Saturday, November 03, 2007
"What Kind Of War Are We Fighting, And Can We Win It?"
The roster:1. Do you accept the term “World War IV,” or the idea behind it, as an apt characterization of the West’s battle with Islamic extremism, and do you, like Norman Podhoretz, see Iraq as a crucial early theater in that conflict?
2. Six years after 9/11, how would you assess our progress? What would you like to see happen next?
3. On the specific issue of the spread of democracy—a linchpin of the Bush Doctrine and a point of acute controversy between foreign-policy realists and neoconservatives—do you agree or disagree with Podhoretz that “democratization represents the best and perhaps even the only way to defeat Islamofascism and the terrorism it uses as its main weapon against us”?
4. Turning to the political climate at home, do you think the Bush Doctrine has a chance of surviving the elections of 2008, and if so in what form?
Fouad Ajami
John R. Bolton
Max Boot
Reuel Marc Gerecht
Victor Davis Hanson
Daniel Henninger
Martin Kramer
William Kristol
Andrew C. McCarthy
David Pryce-Jones
Claudia Rosett
Amir Taheri
Ruth Wedgwood
James Q. Wilson
R. James Woolsey
Here's a small slice of the debate:
We are in a world war that America cannot avoid. The challenges, if unmet, will continue to grow. The next big attack will come. Primed by the liberty and law of our own democratic system, Americans did much to create today’s world of high technology, instant messages, and global markets. The benefits are vast, including the spread in many quarters of greater wealth, health, and freedom. But along this network, poisonous ideologies and their foot soldiers can also hitch, or hijack, a high-speed ride. We are not fighting for democracy in foreign lands out of altruism—in any event, a treacherous guide. We are fighting to gain strategically vital ground against enemies who must put out the light of the great American experiment of democracy if they are to prevail in their dreams of power and plunder under cover of a new dark age.Read it all.
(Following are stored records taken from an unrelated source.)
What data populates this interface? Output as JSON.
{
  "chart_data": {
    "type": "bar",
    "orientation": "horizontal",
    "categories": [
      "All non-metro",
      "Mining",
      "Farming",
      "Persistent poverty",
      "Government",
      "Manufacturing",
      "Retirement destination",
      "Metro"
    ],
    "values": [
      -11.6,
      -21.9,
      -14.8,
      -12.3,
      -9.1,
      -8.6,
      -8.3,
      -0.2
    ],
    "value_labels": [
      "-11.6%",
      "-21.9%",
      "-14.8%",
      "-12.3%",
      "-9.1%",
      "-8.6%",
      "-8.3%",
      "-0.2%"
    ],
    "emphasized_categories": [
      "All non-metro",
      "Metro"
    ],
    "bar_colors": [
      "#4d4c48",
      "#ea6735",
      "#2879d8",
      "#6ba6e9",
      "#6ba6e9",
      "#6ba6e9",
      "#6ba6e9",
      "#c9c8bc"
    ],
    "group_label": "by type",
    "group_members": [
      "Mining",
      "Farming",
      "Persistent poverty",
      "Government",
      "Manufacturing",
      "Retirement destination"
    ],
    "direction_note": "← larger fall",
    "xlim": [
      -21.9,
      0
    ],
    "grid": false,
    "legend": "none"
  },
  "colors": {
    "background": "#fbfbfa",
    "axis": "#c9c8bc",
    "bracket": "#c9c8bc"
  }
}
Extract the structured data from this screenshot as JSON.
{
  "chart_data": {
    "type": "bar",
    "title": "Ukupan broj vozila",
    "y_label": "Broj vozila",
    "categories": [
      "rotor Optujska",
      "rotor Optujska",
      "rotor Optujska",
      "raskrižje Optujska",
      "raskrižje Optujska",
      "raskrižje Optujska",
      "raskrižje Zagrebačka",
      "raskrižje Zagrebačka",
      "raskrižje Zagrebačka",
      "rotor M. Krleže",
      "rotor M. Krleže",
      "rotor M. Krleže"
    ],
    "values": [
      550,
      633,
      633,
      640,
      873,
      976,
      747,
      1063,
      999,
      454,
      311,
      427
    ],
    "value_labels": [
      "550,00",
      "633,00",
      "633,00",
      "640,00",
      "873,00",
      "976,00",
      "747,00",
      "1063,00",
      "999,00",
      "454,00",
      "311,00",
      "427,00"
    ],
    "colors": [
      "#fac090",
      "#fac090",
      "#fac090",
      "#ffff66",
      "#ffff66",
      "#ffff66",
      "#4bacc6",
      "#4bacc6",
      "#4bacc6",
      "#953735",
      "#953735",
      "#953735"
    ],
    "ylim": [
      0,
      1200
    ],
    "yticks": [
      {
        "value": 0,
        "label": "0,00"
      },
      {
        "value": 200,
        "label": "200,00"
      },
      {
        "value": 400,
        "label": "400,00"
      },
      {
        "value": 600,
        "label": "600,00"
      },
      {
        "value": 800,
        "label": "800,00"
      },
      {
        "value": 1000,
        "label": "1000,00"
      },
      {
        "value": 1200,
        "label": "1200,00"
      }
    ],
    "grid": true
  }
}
That contest, not some whimsical U.S. mission of global good will, is why the Bush Doctrine has it so very right in putting democratization front and center as our natural cause and best hope. For most of us, despite the shock of September 11, the full character of the threat against us has yet to be felt in our daily lives. When it is, this country will go to war to win.